Patrick Leusch, Head of International Affairs at DW Akademie, gives a preview of the 2015 FoME annual conferenceImage: DW/C. Hauswedell
FoME Symposium 2015: Outlook
Charlotte Hauswedell / kj
August 4, 2015
Development experts will gather in Bonn on Oct. 1-2 for a conference organized by the Forum for Media and Development. They'll discuss the concepts and methods they use in their work and how to apply them effectively.
In recent years, the field of media development has undergone great transformation, as have many areas of development cooperation. Changes include new approaches to development in terms of content and methods, a reevaluation of development cooperation, and innovative ways of evaluating impacts. As a result, organizations such as DW Akademie have rethought their approaches while foundations and human rights groups face a variety of new challenges.
The upcoming Forum for Media and Development (FoME) conference in Bonn gives media development experts a chance to learn from one another and to look at the effectiveness of various tools in improving the quality of projects, among other things. Patrick Leusch, head of International Affairs at DW Akademie, gives us this preview of the 2015 FoME annual conference, where the focus is on impact.
Patrick Leusch, what are the big issues at this year's conference?
This year we want to talk about how changes around development policy in addition to global change processes have altered our day-to-day work. In other words, we'll discuss the new methods and concepts that have been developed and what specific instruments are being used. For example, there are a variety of new digital tools that can be used to monitor the success of media development projects. We want to exchange experiences, approaches and very practical knowledge with one another.
How should we understand the changes we've seen over the past few years in the field of media development?
Previously, the focus of media development was on training journalists and the primary instrument for that was workshops. However, in many countries there have been very few structural changes and journalists there still work under extremely difficult conditions.

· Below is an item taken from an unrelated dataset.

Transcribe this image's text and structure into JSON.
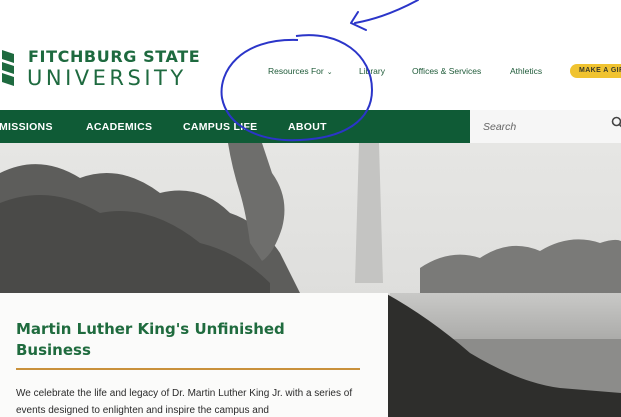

So today, we're looking at the bigger picture. Overarching objectives such as supporting democracy, higher levels of citizen participation and a respect for human rights are crucial. And when you consider these aspects, it very quickly become clear that whole sections of society have to be included in our thinking – legal entities, public authorities, organizations, and political and legal frameworks.
Using a holistic approach in the pursuit of these overarching goals requires complex processes that require better strategies. This requires precisely defining a project's objectives and how they will be reached, which in turn leads to new concepts and methods and to longer-term projects. It also means that donors are increasingly demanding we clearly show that the projects undertaken are having the desired effects.
What are some of the new processes and instruments that can measure these effects?
Primarily, the instruments used in media development are those that are already commonly used in the field of development cooperation: evaluation methods, monitoring systems and project management systems. At the same time, completely new procedures are also being developed to measure success and impact in areas such as storytelling or investigative journalism. These new journalistic formats will be presented at the conference.
What is a particular challenge regarding impact assessment in the field of media development?
Essentially it's about measuring what effects media content has on people who consume it, and how it affects their behavior. We want to see what effect the media has on media consumers in terms of access to information, degrees of freedom and the free exercise of their rights. This kind of thing is hard to measure, but there is a lot of work going on right now to do just that.
How far has media development come in terms of digital transformation?
The mainstreaming of digital thinking is going to be a big subject at the conference. It's a hot topic in media development circles as well as at foundations and NGOs. Our goal is to nudge digital thinking even further into the mainstream – both at media development organizations and their partner organizations. We want to look at how digital instruments can be better integrated, the kinds of tools that are available, and strategies for improving our own consulting with regards to digital transformation. I'm very excited about the exchanges that will take place among the different groups at the conference.
What else is on the agenda?
One workshop will offer tips on how to build a sense of ownership at a partner organization. That is, it will look at how it is possible to strengthen a sense of responsibility on the part of a project partner abroad. DW Akademie will offer a "consulting lab" on the subject of organizational development and we're inviting a group of local consultants from developing countries who will take part in a workshop on strengthening the consulting expertise of partners and who will share their own experiences with others.
What would be the ideal takeaway from the symposium?
We hope there will be a strong exchange about current instruments and tools – everyone should have a better understanding at the end of the conference about what is now being used. We want people to leave with very practical information. In addition, I'd like to see a positive dialogue take place that can help everyone better understand the challenges and objectives of today, be that regarding cooperation with donors, implementing organizations or partners. Representatives from DW Akademie partner organizations in the countries where we work will be at the conference to discuss just that.